What needs to happen if the data segment grows to two pages?

Note that the virtual address space need not be the same size as the physical address space.

Note that x86 processors actually support several different translation schemes.

With paging, processes can share memory flexibly:

A single page
An entire page table at any level (PML1, PML2, etc.)

Next problem: page maps are too large to load into fast memory in the MMU.

Page maps kept in main memory
Relocation unit holds base address for top-level page map
With x86-64 architecture, must make 4 memory references to translate a virtual address!

Translation Lookaside Buffers (TLBs)

Solution to page translation overhead: create a small hardware cache of recent translations.

Each cache entry stores the page number portion of a virtual address (36 bits for x86-64) and the corresponding physical page number (40 bits for x86-64).
Typical TLB sizes: 64-2048 entries.
On each memory reference, compare the page number from the virtual address with the virtual page numbers in every TLB entry (in parallel).
If there is a match, use the corresponding physical page number.
If no match, perform the full address translation and save the information in the TLB (replace one of the existing entries).
TLB "hit rates" typically 95% or more.
Mention that the scheme above is fully associative, so it requires one comparator for each entry. Other schemes are possible, but beyond the scope of this class.

TLB complications:

When context switching, must invalidate all of the entries in the TLB (mappings will be different for the next process). Chip hardware does this automatically when the page map base register is changed.
If virtual memory mappings change for the current process (e.g. page moved), must invalidate some TLB entries. Special hardware instruction for this.

Miscellaneous Topics

How does the operating system get information from user memory? E.g. I/O buffers, parameter blocks. Note that the user passes the OS a virtual address.

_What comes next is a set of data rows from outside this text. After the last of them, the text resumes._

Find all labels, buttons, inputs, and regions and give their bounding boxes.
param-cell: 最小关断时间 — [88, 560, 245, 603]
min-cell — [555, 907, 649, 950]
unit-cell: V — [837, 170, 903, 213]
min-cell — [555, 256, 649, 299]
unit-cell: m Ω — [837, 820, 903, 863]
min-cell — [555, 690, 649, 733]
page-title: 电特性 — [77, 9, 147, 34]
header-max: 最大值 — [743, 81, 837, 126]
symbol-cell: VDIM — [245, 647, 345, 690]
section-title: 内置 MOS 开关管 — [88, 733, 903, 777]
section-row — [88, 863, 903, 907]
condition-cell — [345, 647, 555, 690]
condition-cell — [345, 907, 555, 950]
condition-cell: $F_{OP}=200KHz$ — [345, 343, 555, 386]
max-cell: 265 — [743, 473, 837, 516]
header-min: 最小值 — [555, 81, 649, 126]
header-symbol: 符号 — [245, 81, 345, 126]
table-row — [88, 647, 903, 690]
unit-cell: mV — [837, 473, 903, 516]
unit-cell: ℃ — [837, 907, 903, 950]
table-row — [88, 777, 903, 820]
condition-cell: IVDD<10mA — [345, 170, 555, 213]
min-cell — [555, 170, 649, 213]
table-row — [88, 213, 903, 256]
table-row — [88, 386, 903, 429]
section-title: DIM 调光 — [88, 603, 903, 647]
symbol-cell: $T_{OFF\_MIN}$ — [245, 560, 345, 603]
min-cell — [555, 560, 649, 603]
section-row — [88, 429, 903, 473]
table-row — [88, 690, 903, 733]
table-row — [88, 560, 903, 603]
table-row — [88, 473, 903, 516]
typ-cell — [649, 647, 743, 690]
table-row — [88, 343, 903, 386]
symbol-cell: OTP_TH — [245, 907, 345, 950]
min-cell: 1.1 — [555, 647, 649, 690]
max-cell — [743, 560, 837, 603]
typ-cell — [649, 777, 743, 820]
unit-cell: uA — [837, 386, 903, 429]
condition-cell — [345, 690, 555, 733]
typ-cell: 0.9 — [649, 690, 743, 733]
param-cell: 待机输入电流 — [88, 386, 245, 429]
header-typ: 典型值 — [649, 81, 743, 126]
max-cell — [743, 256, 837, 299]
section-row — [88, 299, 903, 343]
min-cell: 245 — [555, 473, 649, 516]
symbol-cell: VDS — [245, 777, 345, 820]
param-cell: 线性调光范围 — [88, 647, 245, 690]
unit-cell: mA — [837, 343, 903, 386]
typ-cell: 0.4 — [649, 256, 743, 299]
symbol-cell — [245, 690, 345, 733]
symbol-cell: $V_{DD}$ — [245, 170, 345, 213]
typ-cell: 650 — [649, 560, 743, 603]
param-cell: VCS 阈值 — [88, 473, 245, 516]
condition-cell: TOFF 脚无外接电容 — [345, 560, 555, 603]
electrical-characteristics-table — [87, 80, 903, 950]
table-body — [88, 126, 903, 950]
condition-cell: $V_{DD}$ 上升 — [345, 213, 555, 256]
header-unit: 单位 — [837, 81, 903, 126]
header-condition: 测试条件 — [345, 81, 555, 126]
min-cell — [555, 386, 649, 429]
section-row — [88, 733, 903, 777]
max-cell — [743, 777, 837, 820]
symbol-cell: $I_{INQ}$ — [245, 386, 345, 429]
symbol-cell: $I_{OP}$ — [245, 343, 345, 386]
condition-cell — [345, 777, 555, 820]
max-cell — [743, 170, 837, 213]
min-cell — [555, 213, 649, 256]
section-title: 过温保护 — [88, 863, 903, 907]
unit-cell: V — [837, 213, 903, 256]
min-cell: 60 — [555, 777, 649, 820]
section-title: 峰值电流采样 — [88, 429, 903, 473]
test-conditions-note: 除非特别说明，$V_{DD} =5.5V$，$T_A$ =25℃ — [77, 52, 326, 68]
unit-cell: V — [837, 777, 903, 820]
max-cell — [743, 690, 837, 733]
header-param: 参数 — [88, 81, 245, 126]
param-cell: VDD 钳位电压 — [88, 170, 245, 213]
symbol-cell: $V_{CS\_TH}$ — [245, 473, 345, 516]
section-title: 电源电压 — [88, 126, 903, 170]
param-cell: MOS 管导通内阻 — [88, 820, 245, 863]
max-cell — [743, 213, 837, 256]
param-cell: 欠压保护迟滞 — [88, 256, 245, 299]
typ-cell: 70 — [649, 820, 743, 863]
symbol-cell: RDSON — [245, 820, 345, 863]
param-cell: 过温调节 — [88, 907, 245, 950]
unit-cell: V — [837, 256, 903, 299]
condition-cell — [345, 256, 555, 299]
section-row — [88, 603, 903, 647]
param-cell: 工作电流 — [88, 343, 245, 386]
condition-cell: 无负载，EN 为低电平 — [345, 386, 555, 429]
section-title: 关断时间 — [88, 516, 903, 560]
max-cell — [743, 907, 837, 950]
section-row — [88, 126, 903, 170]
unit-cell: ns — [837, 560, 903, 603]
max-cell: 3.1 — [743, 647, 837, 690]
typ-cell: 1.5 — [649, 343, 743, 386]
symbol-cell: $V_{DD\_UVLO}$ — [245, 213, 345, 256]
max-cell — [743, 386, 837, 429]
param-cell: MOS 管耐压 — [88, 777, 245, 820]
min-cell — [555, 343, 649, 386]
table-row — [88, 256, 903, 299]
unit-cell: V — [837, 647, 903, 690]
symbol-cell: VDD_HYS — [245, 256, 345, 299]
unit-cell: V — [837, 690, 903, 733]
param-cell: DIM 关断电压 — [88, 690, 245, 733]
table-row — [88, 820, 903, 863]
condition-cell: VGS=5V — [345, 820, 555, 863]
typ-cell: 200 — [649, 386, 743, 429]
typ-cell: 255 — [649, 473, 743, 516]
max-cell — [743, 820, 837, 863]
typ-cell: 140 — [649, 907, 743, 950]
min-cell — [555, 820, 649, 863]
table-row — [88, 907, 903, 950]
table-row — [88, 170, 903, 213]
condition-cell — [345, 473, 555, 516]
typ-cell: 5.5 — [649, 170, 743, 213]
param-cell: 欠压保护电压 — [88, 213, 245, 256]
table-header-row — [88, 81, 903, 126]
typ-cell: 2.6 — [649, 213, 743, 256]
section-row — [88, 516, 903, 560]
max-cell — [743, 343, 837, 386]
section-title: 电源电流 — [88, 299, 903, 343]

In some systems the OS just runs unmapped:
- OS reads page maps and translates user addresses in software.
- Addresses that are contiguous in the virtual address space may not be contiguous physically. Thus I/O operations may have to be split up into multiple blocks. Show example from slides.
Most newer systems include kernel and user memory in same virtual address space (but kernel memory not accessible in user mode (special bit in page map entries)). This makes life easier for the kernel, although it doesn't solve the I/O problem.

Aliasing: the same physical address can appear at multiple virtual locations

Another issue with paging: internal fragmentation.

Can't allocate partial pages, so for small chunks of information only part of the page will be used
Result: wasted space at the ends of some pages
Define external fragmentation, compare with internal fragmentation.
Not much of a problem in today's systems:
Ask students why:
- Logical segments such as code or stack tend to be much larger than a page.
- Percentage wasted space from fragmentation is small.
What happens if page sizes grow?
We will see more about internal and external fragmentation when we talk about files.